Sunday, April 24, 2011

China's Black Market in Forged Backgrounds for Immigrants to Canada

You know what really shocked me? Investigative journalism! More of this, please.

How China’s ‘crooked consultants’ help the rich enter Canada
He [the Globe and Mail's invented persona] has the required minimum of $1.6-million in assets. What he doesn’t have are the documents Canadian immigration officials want: neither banking and pay statements to show that his wealth has accumulated gradually and legitimately nor proof that he has paid taxes on it. He also doesn’t have the necessary two years’ experience in managing employees.

In China, however, manufacturing a personal history that will satisfy Immigration Canada is no problem for almost anyone willing to pay
An estimated 400 firms based in China offer their services to prospective immigrants. Of the 22 approached by The Globe’s fictitious client, no fewer than 18 advised fabricating documents to produce the required background.

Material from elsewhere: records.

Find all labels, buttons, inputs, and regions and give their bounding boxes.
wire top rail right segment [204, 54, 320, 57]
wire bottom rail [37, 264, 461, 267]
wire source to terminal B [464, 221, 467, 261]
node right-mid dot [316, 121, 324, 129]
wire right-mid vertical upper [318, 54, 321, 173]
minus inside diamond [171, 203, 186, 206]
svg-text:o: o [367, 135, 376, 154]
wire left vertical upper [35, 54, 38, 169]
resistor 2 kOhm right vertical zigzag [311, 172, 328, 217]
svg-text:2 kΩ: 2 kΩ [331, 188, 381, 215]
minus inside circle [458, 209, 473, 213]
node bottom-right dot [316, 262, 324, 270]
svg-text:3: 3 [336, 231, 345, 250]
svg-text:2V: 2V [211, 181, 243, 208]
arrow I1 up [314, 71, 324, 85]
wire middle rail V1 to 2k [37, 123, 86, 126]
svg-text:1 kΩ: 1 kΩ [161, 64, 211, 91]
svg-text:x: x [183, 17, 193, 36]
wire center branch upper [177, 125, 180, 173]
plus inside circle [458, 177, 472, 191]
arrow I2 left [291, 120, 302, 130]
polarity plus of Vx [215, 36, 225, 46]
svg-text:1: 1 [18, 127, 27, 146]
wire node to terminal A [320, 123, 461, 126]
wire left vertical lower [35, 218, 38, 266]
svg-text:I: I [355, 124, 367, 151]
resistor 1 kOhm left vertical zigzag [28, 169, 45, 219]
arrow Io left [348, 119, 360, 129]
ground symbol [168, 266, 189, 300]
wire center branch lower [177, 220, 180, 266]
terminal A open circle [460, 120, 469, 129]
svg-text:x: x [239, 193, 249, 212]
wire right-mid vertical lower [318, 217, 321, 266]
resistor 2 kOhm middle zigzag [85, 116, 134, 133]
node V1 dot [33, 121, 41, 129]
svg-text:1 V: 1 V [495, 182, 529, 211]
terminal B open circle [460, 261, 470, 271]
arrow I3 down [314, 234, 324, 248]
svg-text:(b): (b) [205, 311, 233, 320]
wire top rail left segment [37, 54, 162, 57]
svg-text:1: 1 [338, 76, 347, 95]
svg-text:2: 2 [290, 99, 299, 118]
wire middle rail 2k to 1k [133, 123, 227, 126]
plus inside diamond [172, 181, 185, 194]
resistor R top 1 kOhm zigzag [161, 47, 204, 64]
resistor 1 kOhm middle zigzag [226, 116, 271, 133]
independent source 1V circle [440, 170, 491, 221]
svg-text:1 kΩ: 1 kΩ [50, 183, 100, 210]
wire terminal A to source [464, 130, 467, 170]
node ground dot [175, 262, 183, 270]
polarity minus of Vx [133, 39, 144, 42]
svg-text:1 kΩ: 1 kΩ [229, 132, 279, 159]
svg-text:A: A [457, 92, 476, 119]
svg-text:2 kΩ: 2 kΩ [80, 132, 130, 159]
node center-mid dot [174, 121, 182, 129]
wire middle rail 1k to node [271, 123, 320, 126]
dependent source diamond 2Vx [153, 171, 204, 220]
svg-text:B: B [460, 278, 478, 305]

Although many suggested he ask someone who owns a company to create the income and tax documentation, eight said they could produce the papers themselves. Two even offered to have a Canadian company speed the process by hiring the applicant, if only on paper.
The minister acknowledged that embassy officials struggle with the sheer volume of applications from China – which accounted for more than 32,000 of the 45,000 the program received in total last year.
Interesting, the consultants blame the system itself for being too choosy and competitive.
But a veteran consultant who divides his time between China and Canada argues that honesty has become a handicap. He said the investor system is now so rife with fraudulent applications that anyone who fails to add some “polish” almost certainly winds up at the back of the line.
- According to the state-run China Daily newspaper, about 2,000 of the applicants [in 2009] were from China and they transferred nearly $1-billion into Canadian banks.
Leveraged at 20:1, that's enough to cause some serious house price inflation.

1 comment:

jesse said...

Some people in the article's comments were mentioning that a high acceptance standard means only those with forged documents will qualify; those who told the truth have no hope of meeting the acceptance standards.

Voters want everyone to have a fair shake. If more press surrounding corruption and forged immigration documents starts emerging it's hard to imagine the government sitting idle.